Configure Server for Mutual Authentication

Configure the Seeker server to enable mutual authentication with the Agents.

Make sure that your Seeker server certificate is signed by your organization's root Certificate Authority (CA), and that the root Certificate Authority (CA) is trusted by both server and Agent machines.

CAUTION:

Currently, this is supported for the Java, .NET Core, .NET Framework, and Node.js Agents only. If you have other technologies in your environment, enabling mutual authentication will block other Agents.

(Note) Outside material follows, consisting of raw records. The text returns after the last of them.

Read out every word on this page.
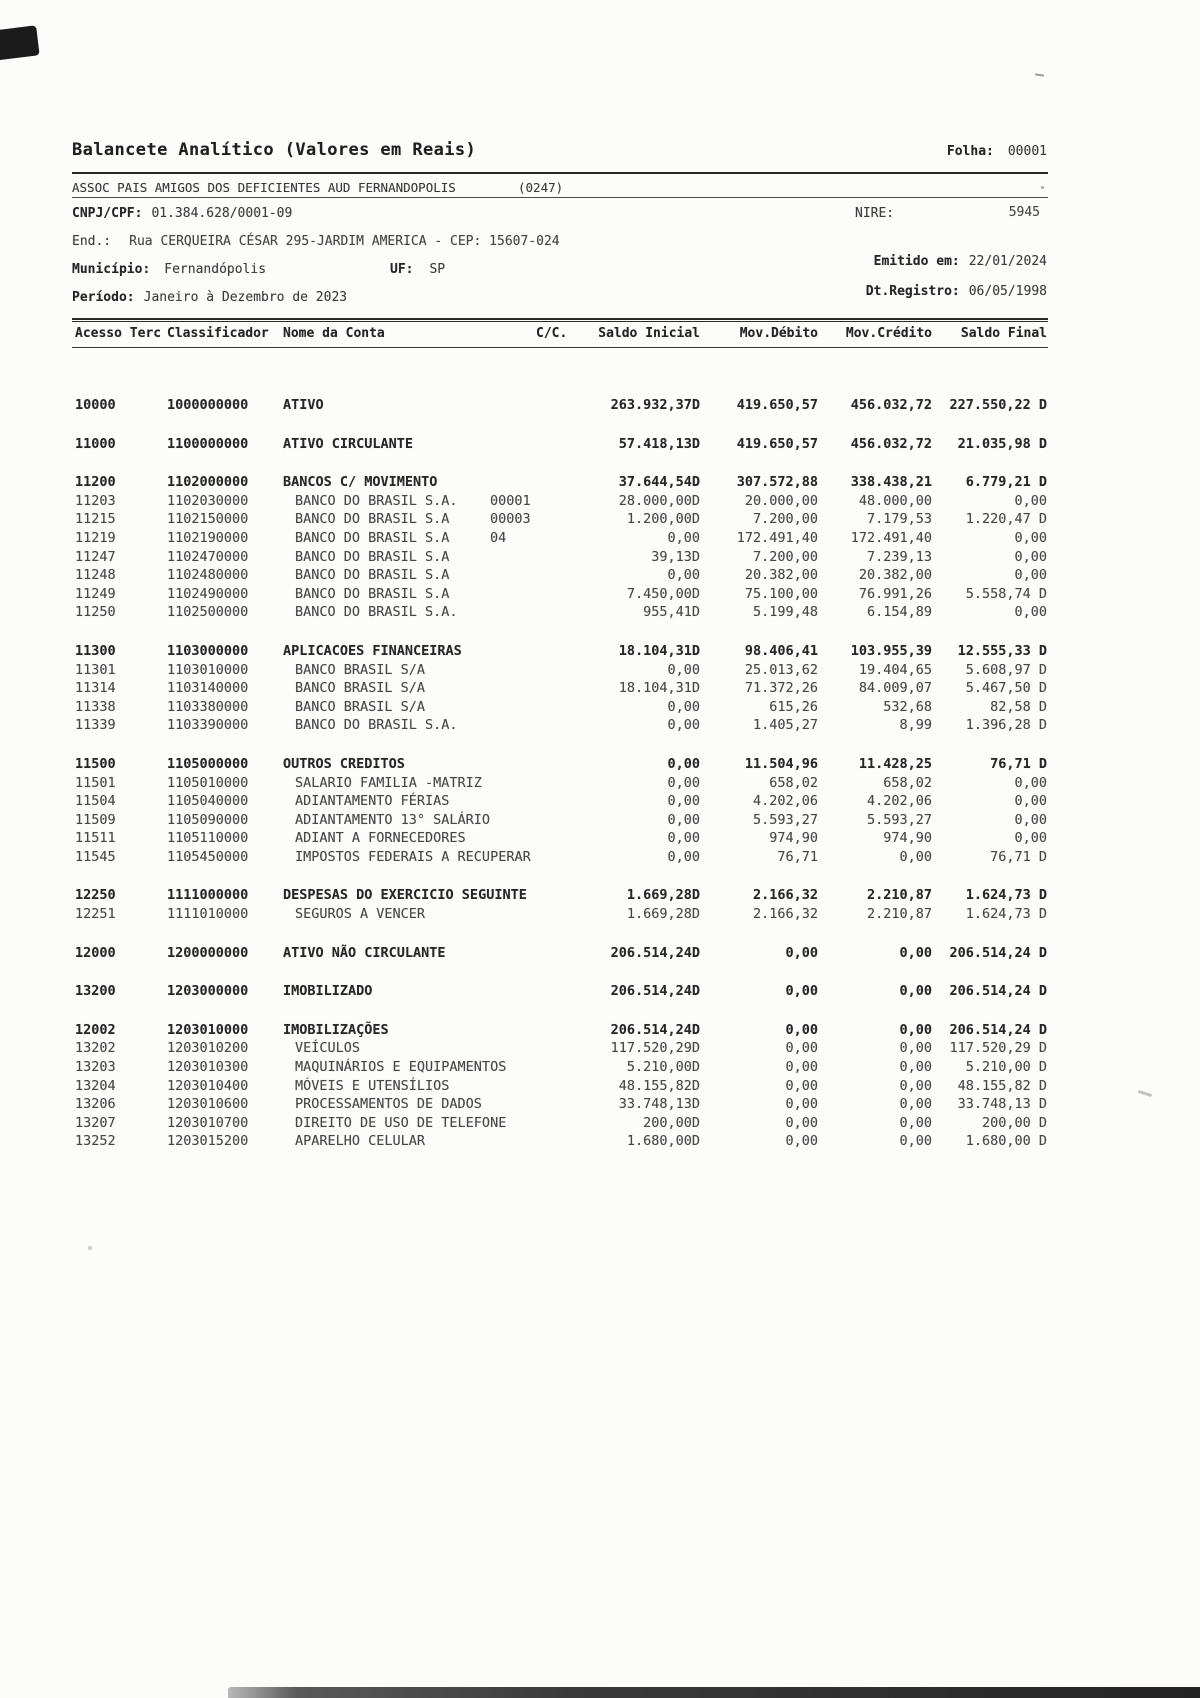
Balancete Analítico (Valores em Reais)	Folha: 00001
ASSOC PAIS AMIGOS DOS DEFICIENTES AUD FERNANDOPOLIS	(0247)
CNPJ/CPF: 01.384.628/0001-09	NIRE:	5945
End.: Rua CERQUEIRA CÉSAR 295-JARDIM AMERICA - CEP: 15607-024
Município: Fernandópolis	UF: SP
Emitido em: 22/01/2024
Período: Janeiro à Dezembro de 2023	Dt.Registro: 06/05/1998
Acesso Terc Classificador	Nome da Conta	C/C.	Saldo Inicial	Mov.Débito	Mov.Crédito	Saldo Final
10000	1000000000	ATIVO	263.932,37D	419.650,57	456.032,72	227.550,22 D
11000	1100000000	ATIVO CIRCULANTE	57.418,13D	419.650,57	456.032,72	21.035,98 D
11200	1102000000	BANCOS C/ MOVIMENTO	37.644,54D	307.572,88	338.438,21	6.779,21 D
11203	1102030000	BANCO DO BRASIL S.A.	00001	28.000,00D	20.000,00	48.000,00	0,00
11215	1102150000	BANCO DO BRASIL S.A	00003	1.200,00D	7.200,00	7.179,53	1.220,47 D
11219	1102190000	BANCO DO BRASIL S.A	04	0,00	172.491,40	172.491,40	0,00
11247	1102470000	BANCO DO BRASIL S.A	39,13D	7.200,00	7.239,13	0,00
11248	1102480000	BANCO DO BRASIL S.A	0,00	20.382,00	20.382,00	0,00
11249	1102490000	BANCO DO BRASIL S.A	7.450,00D	75.100,00	76.991,26	5.558,74 D
11250	1102500000	BANCO DO BRASIL S.A.	955,41D	5.199,48	6.154,89	0,00
11300	1103000000	APLICACOES FINANCEIRAS	18.104,31D	98.406,41	103.955,39	12.555,33 D
11301	1103010000	BANCO BRASIL S/A	0,00	25.013,62	19.404,65	5.608,97 D
11314	1103140000	BANCO BRASIL S/A	18.104,31D	71.372,26	84.009,07	5.467,50 D
11338	1103380000	BANCO BRASIL S/A	0,00	615,26	532,68	82,58 D
11339	1103390000	BANCO DO BRASIL S.A.	0,00	1.405,27	8,99	1.396,28 D
11500	1105000000	OUTROS CREDITOS	0,00	11.504,96	11.428,25	76,71 D
11501	1105010000	SALARIO FAMILIA -MATRIZ	0,00	658,02	658,02	0,00
11504	1105040000	ADIANTAMENTO FÉRIAS	0,00	4.202,06	4.202,06	0,00
11509	1105090000	ADIANTAMENTO 13° SALÁRIO	0,00	5.593,27	5.593,27	0,00
11511	1105110000	ADIANT A FORNECEDORES	0,00	974,90	974,90	0,00
11545	1105450000	IMPOSTOS FEDERAIS A RECUPERAR	0,00	76,71	0,00	76,71 D
12250	1111000000	DESPESAS DO EXERCICIO SEGUINTE	1.669,28D	2.166,32	2.210,87	1.624,73 D
12251	1111010000	SEGUROS A VENCER	1.669,28D	2.166,32	2.210,87	1.624,73 D
12000	1200000000	ATIVO NÃO CIRCULANTE	206.514,24D	0,00	0,00	206.514,24 D
13200	1203000000	IMOBILIZADO	206.514,24D	0,00	0,00	206.514,24 D
12002	1203010000	IMOBILIZAÇÕES	206.514,24D	0,00	0,00	206.514,24 D
13202	1203010200	VEÍCULOS	117.520,29D	0,00	0,00	117.520,29 D
13203	1203010300	MAQUINÁRIOS E EQUIPAMENTOS	5.210,00D	0,00	0,00	5.210,00 D
13204	1203010400	MÓVEIS E UTENSÍLIOS	48.155,82D	0,00	0,00	48.155,82 D
13206	1203010600	PROCESSAMENTOS DE DADOS	33.748,13D	0,00	0,00	33.748,13 D
13207	1203010700	DIREITO DE USO DE TELEFONE	200,00D	0,00	0,00	200,00 D
13252	1203015200	APARELHO CELULAR	1.680,00D	0,00	0,00	1.680,00 D
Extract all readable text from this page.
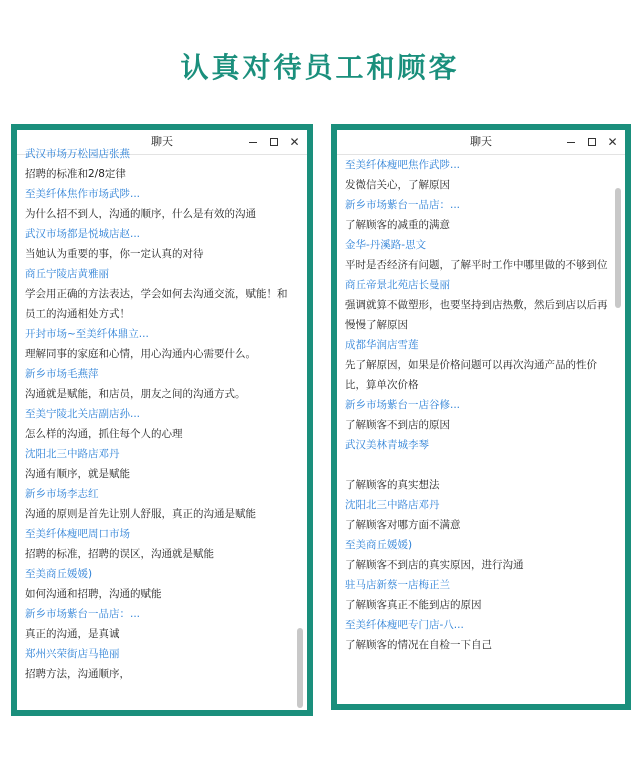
认真对待员工和顾客
聊天	✕
武汉市场万松园店张燕
招聘的标准和2/8定律
至美纤体焦作市场武陟...
为什么招不到人，沟通的顺序，什么是有效的沟通
武汉市场都是悦城店赵...
当她认为重要的事，你一定认真的对待
商丘宁陵店黄雅丽
学会用正确的方法表达，学会如何去沟通交流，赋能！和员工的沟通相处方式！
开封市场~至美纤体鼎立...
理解同事的家庭和心情，用心沟通内心需要什么。
新乡市场毛燕萍
沟通就是赋能，和店员，朋友之间的沟通方式。
至美宁陵北关店副店孙...
怎么样的沟通，抓住每个人的心理
沈阳北三中路店邓丹
沟通有顺序，就是赋能
新乡市场李志红
沟通的原则是首先让别人舒服，真正的沟通是赋能
至美纤体瘦吧周口市场
招聘的标准，招聘的误区，沟通就是赋能
至美商丘媛媛)
如何沟通和招聘，沟通的赋能
新乡市场紫台一品店：...
真正的沟通，是真诚
郑州兴荣街店马艳丽
招聘方法，沟通顺序，
聊天	✕
至美纤体瘦吧焦作武陟...
发微信关心，了解原因
新乡市场紫台一品店：...
了解顾客的减重的满意
金华-丹溪路-思文
平时是否经济有问题，了解平时工作中哪里做的不够到位
商丘帝景北苑店长曼丽
强调就算不做塑形，也要坚持到店热敷，然后到店以后再慢慢了解原因
成都华润店雪莲
先了解原因，如果是价格问题可以再次沟通产品的性价比，算单次价格
新乡市场紫台一店谷修...
了解顾客不到店的原因
武汉美林青城李琴
了解顾客的真实想法
沈阳北三中路店邓丹
了解顾客对哪方面不满意
至美商丘媛媛)
了解顾客不到店的真实原因，进行沟通
驻马店新蔡一店梅正兰
了解顾客真正不能到店的原因
至美纤体瘦吧专门店-八...
了解顾客的情况在自检一下自己
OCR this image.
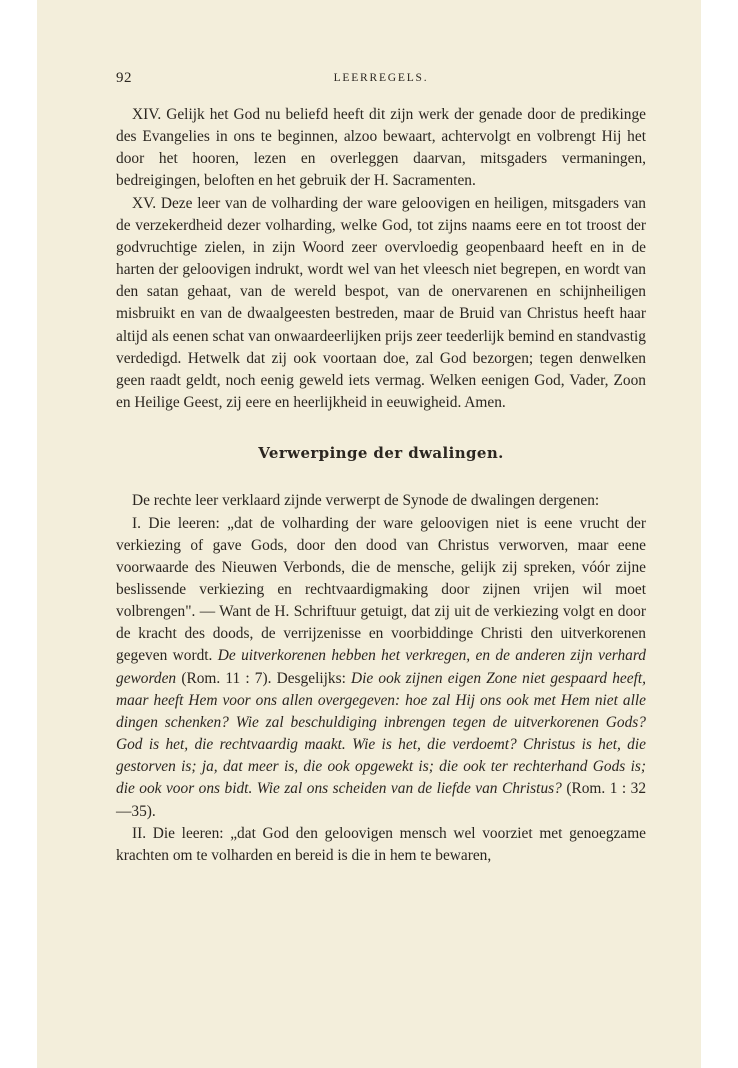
92	LEERREGELS.

XIV. Gelijk het God nu beliefd heeft dit zijn werk der genade door de predikinge des Evangelies in ons te beginnen, alzoo bewaart, achtervolgt en volbrengt Hij het door het hooren, lezen en overleggen daarvan, mitsgaders vermaningen, bedreigingen, beloften en het gebruik der H. Sacramenten.

XV. Deze leer van de volharding der ware geloovigen en heiligen, mitsgaders van de verzekerdheid dezer volharding, welke God, tot zijns naams eere en tot troost der godvruchtige zielen, in zijn Woord zeer overvloedig geopenbaard heeft en in de harten der geloovigen indrukt, wordt wel van het vleesch niet begrepen, en wordt van den satan gehaat, van de wereld bespot, van de onervarenen en schijnheiligen misbruikt en van de dwaalgeesten bestreden, maar de Bruid van Christus heeft haar altijd als eenen schat van onwaardeerlijken prijs zeer teederlijk bemind en standvastig verdedigd. Hetwelk dat zij ook voortaan doe, zal God bezorgen; tegen denwelken geen raadt geldt, noch eenig geweld iets vermag. Welken eenigen God, Vader, Zoon en Heilige Geest, zij eere en heerlijkheid in eeuwigheid. Amen.

Verwerpinge der dwalingen.

De rechte leer verklaard zijnde verwerpt de Synode de dwalingen dergenen:

I. Die leeren: „dat de volharding der ware geloovigen niet is eene vrucht der verkiezing of gave Gods, door den dood van Christus verworven, maar eene voorwaarde des Nieuwen Verbonds, die de mensche, gelijk zij spreken, vóór zijne beslissende verkiezing en rechtvaardigmaking door zijnen vrijen wil moet volbrengen". — Want de H. Schriftuur getuigt, dat zij uit de verkiezing volgt en door de kracht des doods, de verrijzenisse en voorbiddinge Christi den uitverkorenen gegeven wordt. De uitverkorenen hebben het verkregen, en de anderen zijn verhard geworden (Rom. 11 : 7). Desgelijks: Die ook zijnen eigen Zone niet gespaard heeft, maar heeft Hem voor ons allen overgegeven: hoe zal Hij ons ook met Hem niet alle dingen schenken? Wie zal beschuldiging inbrengen tegen de uitverkorenen Gods? God is het, die rechtvaardig maakt. Wie is het, die verdoemt? Christus is het, die gestorven is; ja, dat meer is, die ook opgewekt is; die ook ter rechterhand Gods is; die ook voor ons bidt. Wie zal ons scheiden van de liefde van Christus? (Rom. 1 : 32—35).

II. Die leeren: „dat God den geloovigen mensch wel voorziet met genoegzame krachten om te volharden en bereid is die in hem te bewaren,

Open the SEEKER_HOME_DIR/server/conf/nginx.conf file for editing.

Comment the # handle routing without mutual authentication section:

# handle routing without mutual authentication
# location / {
#     # if user agent header is a known seeker agent (Seeker <TECH> Agent) route to sensor
#     if ($http_user_agent ~ "Seeker.*Agent") {
#         proxy_pass  http://seeker_sensor;
#     }
#     # else, route to server
#     proxy_pass http://seeker_server;
# }

Uncomment the # handle routing with mutual authentication section:

# handle routing with mutual authentication
# client certificate
ssl_client_certificate /path/to/ca.crt;
# make verification optional, so we can display a 403 message to those
# who fail authentication
ssl_verify_client optional;
location / {
    set $tmp 0;
    # if user agent header is a known seeker agent (Seeker <TECH> Agent) enable 1 bit
    if ($http_user_agent ~ "Seeker.*Agent") {
        set $tmp 1;
    }
    # if ssl verification passed enable another bit
    if ($ssl_client_verify = SUCCESS) {
        set $tmp "${tmp}1";
    }
    # if this is an agent request and SSL is ok, route to sensor
    if ($tmp = 11) {
        proxy_pass  http://seeker_sensor;
    }
    # if this is an agent request and SSL failed, return 403
    if ($tmp = 1) {
        return 403;
    }
 
    # else, route to server
    proxy_pass http://seeker_server;
}

In the ssl_client_certificate /path/to/ca.crt; line, change the path to point to your own certificate.